Driving While Brown: Sheriff Joe Arpaio versus the Latino Resistance
Author: Terry Green Sterling and Jude Joffe-Block. 432 pages.
Publisher: University of California Press, 2021.
Reviewer: Frank R. Baumgartner | September 2022
This important, historical document tells the story of Maricopa County Sheriff Joe Arpaio’s aggressive tenure targeting the Latino community, the people who supported him, those who organized to fight his illegal policies, the legal actions that eventually brought him to justice, and the outcome of it all. Unfortunately, the book may have relevance to many communities throughout our country, particularly as politically active county sheriffs assert their independence from any institutional control. Fortunately, it provides a comprehensive, readable, and compelling explanation of how a sheriff’s department can veer into illegal activities and how marginalized communities, who are the targets of this behavior, can mobilize to stop it.
The book includes 22 chapters divided into three parts. The first part, Origins, covers the long history of struggles over immigration-rights in Arizona from 1845 to 2006. Chapters focus on the long and complicated history of workers’ rights, anti-immigrant political movements, and pro-immigrant civil rights and farm workers’ movements throughout modern history of the state. The second part, Battles, focuses on the period from 2006 to 2016. During this time, “Sheriff Joe”, a retired Drug Enforcement Agent who had been in office since winning a 1992 race against the incumbent, was at the peak of his power and influence. His agency was already known for various publicity-generating activities, such as housing residents of the county jail in tents in the desert, issuing them pink underwear, and touting himself as “America’s toughest sheriff.” Now, he was enforcing immigration law, largely using traffic stops as a way to investigate the immigration status of drivers; of course, his deputies were targeting drivers based on appearance and targeting their enforcement actions in areas where many Latinos lived or gathered. Actions were not limited to drivers with alleged traffic violations; passengers were investigated as well, and those unable to provide documentation were detained with Immigration and Customs Enforcement (ICE). Many were shaken down financially as well. The third part, Changes, focuses on the period of 2016 to 2019, in which the Sheriff was defeated at the polls and found guilty of contempt of court after refusing to comply with court orders to revise the training of his officers and to cease various illegal enforcement activities. One of the great ironies of the period, described in the book, is that Arpaio was defeated at the polls during the same election in which Donald Trump was victorious. Trump later pardoned Arpaio, ending any appeals as well as possible criminal punishments, for his contempt of court conviction.

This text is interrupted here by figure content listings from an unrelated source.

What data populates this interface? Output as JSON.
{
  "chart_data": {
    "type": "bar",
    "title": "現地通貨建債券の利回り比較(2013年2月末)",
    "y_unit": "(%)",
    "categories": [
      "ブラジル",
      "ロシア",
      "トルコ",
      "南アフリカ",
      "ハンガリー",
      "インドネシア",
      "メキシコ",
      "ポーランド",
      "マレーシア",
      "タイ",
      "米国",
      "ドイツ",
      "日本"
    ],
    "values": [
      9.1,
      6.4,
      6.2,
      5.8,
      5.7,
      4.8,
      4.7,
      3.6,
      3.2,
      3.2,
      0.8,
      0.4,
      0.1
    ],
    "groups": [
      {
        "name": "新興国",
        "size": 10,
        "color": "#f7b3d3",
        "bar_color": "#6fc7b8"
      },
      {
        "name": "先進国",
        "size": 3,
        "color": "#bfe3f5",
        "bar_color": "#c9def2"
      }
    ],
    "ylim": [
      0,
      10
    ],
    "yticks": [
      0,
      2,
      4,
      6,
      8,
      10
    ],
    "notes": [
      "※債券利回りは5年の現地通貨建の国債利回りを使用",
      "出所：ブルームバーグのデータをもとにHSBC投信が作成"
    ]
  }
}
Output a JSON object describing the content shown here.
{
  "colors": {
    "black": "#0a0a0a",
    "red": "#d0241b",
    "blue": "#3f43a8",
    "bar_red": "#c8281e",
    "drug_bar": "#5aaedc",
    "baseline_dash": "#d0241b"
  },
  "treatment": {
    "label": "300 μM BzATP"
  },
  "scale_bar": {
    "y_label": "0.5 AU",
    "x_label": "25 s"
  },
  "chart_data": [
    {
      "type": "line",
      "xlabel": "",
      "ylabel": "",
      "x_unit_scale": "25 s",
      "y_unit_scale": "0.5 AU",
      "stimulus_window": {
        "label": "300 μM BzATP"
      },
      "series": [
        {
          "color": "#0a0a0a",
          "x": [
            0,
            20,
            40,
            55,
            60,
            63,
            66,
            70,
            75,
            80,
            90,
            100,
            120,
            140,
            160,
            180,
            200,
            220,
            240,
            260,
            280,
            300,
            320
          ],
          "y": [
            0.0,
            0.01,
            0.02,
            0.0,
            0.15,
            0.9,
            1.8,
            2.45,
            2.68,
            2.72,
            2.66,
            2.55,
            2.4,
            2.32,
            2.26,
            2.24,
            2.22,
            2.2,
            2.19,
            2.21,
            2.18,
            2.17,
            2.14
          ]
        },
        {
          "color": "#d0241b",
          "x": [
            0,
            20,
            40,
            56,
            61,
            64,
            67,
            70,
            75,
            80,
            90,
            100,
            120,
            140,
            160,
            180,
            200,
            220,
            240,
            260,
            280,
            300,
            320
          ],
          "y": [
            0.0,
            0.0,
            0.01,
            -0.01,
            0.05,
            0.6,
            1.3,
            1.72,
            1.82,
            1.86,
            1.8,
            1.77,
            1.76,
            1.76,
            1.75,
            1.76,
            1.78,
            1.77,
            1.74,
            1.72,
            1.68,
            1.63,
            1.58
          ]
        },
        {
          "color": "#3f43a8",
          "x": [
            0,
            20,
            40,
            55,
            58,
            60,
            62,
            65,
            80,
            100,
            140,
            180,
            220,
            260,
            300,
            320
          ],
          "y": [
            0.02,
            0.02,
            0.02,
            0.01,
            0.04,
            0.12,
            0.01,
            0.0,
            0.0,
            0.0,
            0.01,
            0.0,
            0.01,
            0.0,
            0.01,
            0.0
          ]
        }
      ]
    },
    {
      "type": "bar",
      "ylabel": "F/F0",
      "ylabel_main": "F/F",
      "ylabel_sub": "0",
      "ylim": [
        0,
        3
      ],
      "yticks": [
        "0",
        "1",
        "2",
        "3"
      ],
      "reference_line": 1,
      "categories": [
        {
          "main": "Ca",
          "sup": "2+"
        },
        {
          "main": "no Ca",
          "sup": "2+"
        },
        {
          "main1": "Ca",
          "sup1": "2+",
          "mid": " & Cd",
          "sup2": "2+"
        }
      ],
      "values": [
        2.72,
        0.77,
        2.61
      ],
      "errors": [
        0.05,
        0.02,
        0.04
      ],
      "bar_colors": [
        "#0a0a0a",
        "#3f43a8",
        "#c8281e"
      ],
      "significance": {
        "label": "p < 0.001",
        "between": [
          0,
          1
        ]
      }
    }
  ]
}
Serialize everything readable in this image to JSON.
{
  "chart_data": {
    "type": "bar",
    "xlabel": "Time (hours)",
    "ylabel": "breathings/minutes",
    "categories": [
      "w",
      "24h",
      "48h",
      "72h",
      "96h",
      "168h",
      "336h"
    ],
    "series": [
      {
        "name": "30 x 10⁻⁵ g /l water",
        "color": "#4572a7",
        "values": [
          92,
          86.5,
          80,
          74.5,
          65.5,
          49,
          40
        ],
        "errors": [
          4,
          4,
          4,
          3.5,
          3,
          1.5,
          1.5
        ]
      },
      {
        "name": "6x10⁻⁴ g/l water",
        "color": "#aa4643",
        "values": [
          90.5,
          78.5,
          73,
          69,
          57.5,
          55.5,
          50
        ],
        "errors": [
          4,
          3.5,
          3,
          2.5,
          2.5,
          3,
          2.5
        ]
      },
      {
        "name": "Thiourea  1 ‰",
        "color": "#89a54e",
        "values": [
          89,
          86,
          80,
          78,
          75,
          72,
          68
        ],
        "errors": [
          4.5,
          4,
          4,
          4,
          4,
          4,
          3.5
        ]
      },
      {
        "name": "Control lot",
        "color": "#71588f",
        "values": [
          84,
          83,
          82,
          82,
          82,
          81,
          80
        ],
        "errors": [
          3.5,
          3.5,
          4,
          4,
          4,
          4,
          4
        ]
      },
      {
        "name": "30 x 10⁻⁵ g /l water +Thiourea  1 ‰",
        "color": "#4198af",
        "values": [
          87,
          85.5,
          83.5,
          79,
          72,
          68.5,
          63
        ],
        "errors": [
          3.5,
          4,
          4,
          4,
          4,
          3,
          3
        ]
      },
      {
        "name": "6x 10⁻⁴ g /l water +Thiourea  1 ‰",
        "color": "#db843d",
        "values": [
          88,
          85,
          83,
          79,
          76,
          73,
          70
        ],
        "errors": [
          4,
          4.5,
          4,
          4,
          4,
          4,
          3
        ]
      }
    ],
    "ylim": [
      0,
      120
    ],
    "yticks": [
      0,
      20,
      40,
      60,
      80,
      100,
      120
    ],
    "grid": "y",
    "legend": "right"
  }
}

The authors are journalists and their work is rich in detail. They are deeply enmeshed in the local community and they use several perspectives, going back and forth between bird’s eye views of the historical and sociological patterns that are obvious to any who look at Arizona’s immigration debates (but well summarized here) and up-close personal portraits of the major players. These close-ups include the Sheriff, his wife, and their supporters, as well as the most important actors in the struggle to discredit and defeat him. One gets a sense from the book of the personal motivations and social characteristics of the main characters, and not just a few of them.
This is an excellent book that shows the resilience of a marginalized community organizing and standing up for its rights. They struggle for years to build a coalition and to use the legal system to protect them from illegal enforcement actions and policies by the Sheriff’s Department. Of course, this does not come easily as many political roadblocks are in their place. Eventually, however, the legal system slowly, belatedly, and imperfectly comes to their aid. The Sheriff’s Office simply refuses to engage with the court, and the court finally reaches the end of its patience and deference to an elected law enforcement partner, declaring the Sheriff to be in contempt. That, combined with his defeat in the 2016 election, ends the protracted and controversial policies that the Office had used for so long, and which violated so many Arizonans’ rights.
But this is far from a happy story of victory for the civil rights activists. It is also a troubling story of racial and ethnic animus and a cautionary tale of the political power of hate. In a time of rising levels of identity-based politics and mobilizations based on racial and ethnic fear-mongering, this book tells an important story. It serves as the historical record of the good, the bad, and the ugly. In this case, immigrant- and minority-rights activists were (eventually) able to prevail, even while national forces were electing a new President who would take the local policies they were fighting against to new levels at the national scale. So, it is a remarkable story of resilience and victory. It also explains some more troubling elements of the political rise of Joe Arpaio; how he took advantage of fear, how he used race and othering to build a political base of power, and how once in power he flouted the US Constitution. As the authors paraphrase: “I’m the sheriff… No one tells this sheriff what to do” (p. 16).
The authors have either written the story of a failed sheriff defeated by a rising tide of community organizers seeking justice and prevailing, or they have told the story of the next elected demagogue who will use the office of the county sheriff for their own political ends, while trampling on the rights of the marginalized. No matter which it turns out to be, they have provided an important book that will be of interest to many.
Frank R. Baumgartner is a Professor of Political Science at The University of North Carolina at Chapel Hill.